Through the concept of HAK Plus, the Vienna Business School focuses particularly on exceptionally talented students, and enriches the existing HAK curriculum with additional skills, such as methodological, personal and social competences, as well as encouraging students to participate in extracurricular activities.

===Reputation===
Vienna Business Schools can often be found in top positions in Austrian school rankings. Vienna Business Schools also have top-ranks in Bundesländer (state-level) rankings.

The Vienna Business Schools have a particularly good reputation in so far as their education has a project oriented, interdisciplinary focus with an emphasis on personal development, as well as putting a premium on the use of modern technologies. Liz Hull, Head of Human Resources at PwC in Austria, states that "In our experience, those university graduates that have attended commercial academies are particularly client-focused, inquisitive and socially competent. In addition, they catch on in areas such as accounting a lot quicker than others".

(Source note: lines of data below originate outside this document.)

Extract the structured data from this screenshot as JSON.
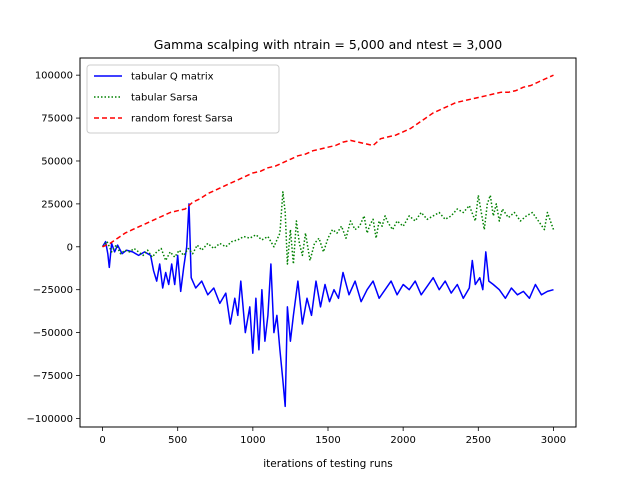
{
  "chart_data": {
    "type": "line",
    "title": "Gamma scalping with ntrain = 5,000 and ntest = 3,000",
    "xlabel": "iterations of testing runs",
    "ylabel": "",
    "xlim": [
      -150,
      3150
    ],
    "ylim": [
      -105000,
      110000
    ],
    "x_ticks": [
      0,
      500,
      1000,
      1500,
      2000,
      2500,
      3000
    ],
    "x_tick_labels": [
      "0",
      "500",
      "1000",
      "1500",
      "2000",
      "2500",
      "3000"
    ],
    "y_ticks": [
      -100000,
      -75000,
      -50000,
      -25000,
      0,
      25000,
      50000,
      75000,
      100000
    ],
    "y_tick_labels": [
      "−100000",
      "−75000",
      "−50000",
      "−25000",
      "0",
      "25000",
      "50000",
      "75000",
      "100000"
    ],
    "grid": false,
    "legend_position": "top-left",
    "series": [
      {
        "name": "tabular Q matrix",
        "color": "#0000ff",
        "style": "solid",
        "points": [
          [
            0,
            0
          ],
          [
            20,
            3000
          ],
          [
            35,
            -4000
          ],
          [
            45,
            -12000
          ],
          [
            60,
            2000
          ],
          [
            80,
            -3000
          ],
          [
            100,
            1000
          ],
          [
            130,
            -4000
          ],
          [
            160,
            -2000
          ],
          [
            200,
            -3000
          ],
          [
            240,
            -5000
          ],
          [
            280,
            -3000
          ],
          [
            320,
            -5000
          ],
          [
            340,
            -14000
          ],
          [
            360,
            -20000
          ],
          [
            380,
            -10000
          ],
          [
            400,
            -24000
          ],
          [
            420,
            -15000
          ],
          [
            440,
            -22000
          ],
          [
            460,
            -10000
          ],
          [
            480,
            -22000
          ],
          [
            500,
            -5000
          ],
          [
            520,
            -26000
          ],
          [
            540,
            -12000
          ],
          [
            560,
            0
          ],
          [
            575,
            25000
          ],
          [
            590,
            -18000
          ],
          [
            620,
            -24000
          ],
          [
            660,
            -20000
          ],
          [
            700,
            -28000
          ],
          [
            740,
            -24000
          ],
          [
            780,
            -33000
          ],
          [
            820,
            -27000
          ],
          [
            850,
            -45000
          ],
          [
            880,
            -30000
          ],
          [
            900,
            -40000
          ],
          [
            920,
            -20000
          ],
          [
            950,
            -50000
          ],
          [
            980,
            -35000
          ],
          [
            1000,
            -62000
          ],
          [
            1020,
            -30000
          ],
          [
            1040,
            -60000
          ],
          [
            1060,
            -25000
          ],
          [
            1080,
            -55000
          ],
          [
            1100,
            -40000
          ],
          [
            1120,
            -10000
          ],
          [
            1140,
            -50000
          ],
          [
            1160,
            -40000
          ],
          [
            1180,
            -60000
          ],
          [
            1200,
            -78000
          ],
          [
            1215,
            -93000
          ],
          [
            1230,
            -35000
          ],
          [
            1250,
            -55000
          ],
          [
            1270,
            -40000
          ],
          [
            1300,
            -20000
          ],
          [
            1330,
            -45000
          ],
          [
            1360,
            -30000
          ],
          [
            1390,
            -40000
          ],
          [
            1420,
            -20000
          ],
          [
            1450,
            -35000
          ],
          [
            1480,
            -22000
          ],
          [
            1510,
            -32000
          ],
          [
            1540,
            -25000
          ],
          [
            1570,
            -30000
          ],
          [
            1600,
            -15000
          ],
          [
            1640,
            -28000
          ],
          [
            1680,
            -20000
          ],
          [
            1720,
            -32000
          ],
          [
            1760,
            -25000
          ],
          [
            1800,
            -20000
          ],
          [
            1840,
            -30000
          ],
          [
            1880,
            -25000
          ],
          [
            1920,
            -20000
          ],
          [
            1960,
            -28000
          ],
          [
            2000,
            -22000
          ],
          [
            2040,
            -25000
          ],
          [
            2080,
            -20000
          ],
          [
            2120,
            -28000
          ],
          [
            2160,
            -23000
          ],
          [
            2200,
            -18000
          ],
          [
            2240,
            -25000
          ],
          [
            2280,
            -20000
          ],
          [
            2320,
            -27000
          ],
          [
            2360,
            -22000
          ],
          [
            2400,
            -30000
          ],
          [
            2440,
            -24000
          ],
          [
            2460,
            -8000
          ],
          [
            2480,
            -22000
          ],
          [
            2510,
            -18000
          ],
          [
            2530,
            -25000
          ],
          [
            2550,
            -3000
          ],
          [
            2570,
            -20000
          ],
          [
            2600,
            -22000
          ],
          [
            2640,
            -25000
          ],
          [
            2680,
            -30000
          ],
          [
            2720,
            -24000
          ],
          [
            2760,
            -28000
          ],
          [
            2800,
            -26000
          ],
          [
            2840,
            -30000
          ],
          [
            2880,
            -22000
          ],
          [
            2920,
            -28000
          ],
          [
            2960,
            -26000
          ],
          [
            3000,
            -25000
          ]
        ]
      },
      {
        "name": "tabular Sarsa",
        "color": "#008000",
        "style": "dotted",
        "points": [
          [
            0,
            0
          ],
          [
            30,
            3000
          ],
          [
            60,
            -3000
          ],
          [
            90,
            1000
          ],
          [
            120,
            -4000
          ],
          [
            150,
            -2000
          ],
          [
            180,
            -3000
          ],
          [
            210,
            -1000
          ],
          [
            240,
            -3000
          ],
          [
            270,
            -5000
          ],
          [
            300,
            -2000
          ],
          [
            330,
            -6000
          ],
          [
            360,
            -3000
          ],
          [
            390,
            -1000
          ],
          [
            420,
            -8000
          ],
          [
            450,
            -3000
          ],
          [
            480,
            -6000
          ],
          [
            510,
            -2000
          ],
          [
            540,
            -5000
          ],
          [
            570,
            -1000
          ],
          [
            600,
            -4000
          ],
          [
            630,
            1000
          ],
          [
            660,
            -2000
          ],
          [
            700,
            2000
          ],
          [
            740,
            -1000
          ],
          [
            780,
            2000
          ],
          [
            820,
            0
          ],
          [
            860,
            3000
          ],
          [
            900,
            4000
          ],
          [
            940,
            6000
          ],
          [
            980,
            5000
          ],
          [
            1020,
            7000
          ],
          [
            1060,
            4000
          ],
          [
            1100,
            6000
          ],
          [
            1140,
            0
          ],
          [
            1180,
            8000
          ],
          [
            1200,
            32000
          ],
          [
            1215,
            20000
          ],
          [
            1230,
            -10000
          ],
          [
            1250,
            10000
          ],
          [
            1270,
            -10000
          ],
          [
            1290,
            15000
          ],
          [
            1310,
            2000
          ],
          [
            1330,
            -5000
          ],
          [
            1350,
            8000
          ],
          [
            1380,
            -8000
          ],
          [
            1410,
            2000
          ],
          [
            1440,
            5000
          ],
          [
            1470,
            -3000
          ],
          [
            1500,
            5000
          ],
          [
            1530,
            10000
          ],
          [
            1560,
            8000
          ],
          [
            1590,
            12000
          ],
          [
            1620,
            5000
          ],
          [
            1650,
            15000
          ],
          [
            1680,
            10000
          ],
          [
            1710,
            12000
          ],
          [
            1740,
            18000
          ],
          [
            1760,
            8000
          ],
          [
            1780,
            13000
          ],
          [
            1800,
            16000
          ],
          [
            1820,
            5000
          ],
          [
            1840,
            15000
          ],
          [
            1860,
            12000
          ],
          [
            1880,
            18000
          ],
          [
            1900,
            14000
          ],
          [
            1930,
            10000
          ],
          [
            1960,
            15000
          ],
          [
            2000,
            12000
          ],
          [
            2040,
            18000
          ],
          [
            2080,
            15000
          ],
          [
            2120,
            20000
          ],
          [
            2160,
            16000
          ],
          [
            2200,
            18000
          ],
          [
            2240,
            20000
          ],
          [
            2280,
            16000
          ],
          [
            2320,
            18000
          ],
          [
            2360,
            22000
          ],
          [
            2400,
            20000
          ],
          [
            2440,
            24000
          ],
          [
            2480,
            15000
          ],
          [
            2500,
            30000
          ],
          [
            2520,
            20000
          ],
          [
            2540,
            10000
          ],
          [
            2560,
            25000
          ],
          [
            2580,
            30000
          ],
          [
            2600,
            18000
          ],
          [
            2620,
            25000
          ],
          [
            2640,
            15000
          ],
          [
            2660,
            22000
          ],
          [
            2700,
            17000
          ],
          [
            2740,
            20000
          ],
          [
            2780,
            15000
          ],
          [
            2820,
            18000
          ],
          [
            2860,
            20000
          ],
          [
            2900,
            15000
          ],
          [
            2940,
            10000
          ],
          [
            2960,
            20000
          ],
          [
            2980,
            15000
          ],
          [
            3000,
            10000
          ]
        ]
      },
      {
        "name": "random forest Sarsa",
        "color": "#ff0000",
        "style": "dashed",
        "points": [
          [
            0,
            0
          ],
          [
            50,
            2000
          ],
          [
            100,
            5000
          ],
          [
            150,
            8000
          ],
          [
            200,
            10000
          ],
          [
            250,
            12000
          ],
          [
            300,
            14000
          ],
          [
            350,
            16000
          ],
          [
            400,
            18000
          ],
          [
            450,
            20000
          ],
          [
            500,
            21000
          ],
          [
            550,
            22000
          ],
          [
            600,
            26000
          ],
          [
            650,
            28000
          ],
          [
            700,
            31000
          ],
          [
            750,
            33000
          ],
          [
            800,
            35000
          ],
          [
            850,
            37000
          ],
          [
            900,
            39000
          ],
          [
            950,
            41000
          ],
          [
            1000,
            43000
          ],
          [
            1050,
            44000
          ],
          [
            1100,
            46000
          ],
          [
            1150,
            47000
          ],
          [
            1200,
            49000
          ],
          [
            1250,
            51000
          ],
          [
            1300,
            53000
          ],
          [
            1350,
            54000
          ],
          [
            1400,
            56000
          ],
          [
            1450,
            57000
          ],
          [
            1500,
            58000
          ],
          [
            1550,
            59000
          ],
          [
            1600,
            61000
          ],
          [
            1650,
            62000
          ],
          [
            1700,
            61000
          ],
          [
            1750,
            60000
          ],
          [
            1800,
            59000
          ],
          [
            1850,
            63000
          ],
          [
            1900,
            64000
          ],
          [
            1950,
            65000
          ],
          [
            2000,
            67000
          ],
          [
            2050,
            69000
          ],
          [
            2100,
            72000
          ],
          [
            2150,
            75000
          ],
          [
            2200,
            78000
          ],
          [
            2250,
            80000
          ],
          [
            2300,
            82000
          ],
          [
            2350,
            84000
          ],
          [
            2400,
            85000
          ],
          [
            2450,
            86000
          ],
          [
            2500,
            87000
          ],
          [
            2550,
            88000
          ],
          [
            2600,
            89000
          ],
          [
            2650,
            90000
          ],
          [
            2700,
            90000
          ],
          [
            2750,
            91000
          ],
          [
            2800,
            93000
          ],
          [
            2850,
            94000
          ],
          [
            2900,
            96000
          ],
          [
            2950,
            98000
          ],
          [
            3000,
            100000
          ]
        ]
      }
    ]
  }
}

Many prominent members of the Austrian political, cultural and business elite are among the alumni of the Vienna Business School. Among the most prominent former students is the former Bundespräsident (Federal President) of Austria, Heinz Fischer.

==Cooperation with business==
The Vienna Business Schools has close links with major Austrian companies, such as the Raiffeisen Bank, BauMaxx (hypermarket chain), the Generali Group (insurance), and Uniqa, and multinationals such as Acer, Microsoft, Canon, and JVC. Businesses often hold 'career days' at the schools, and get involved with various projects.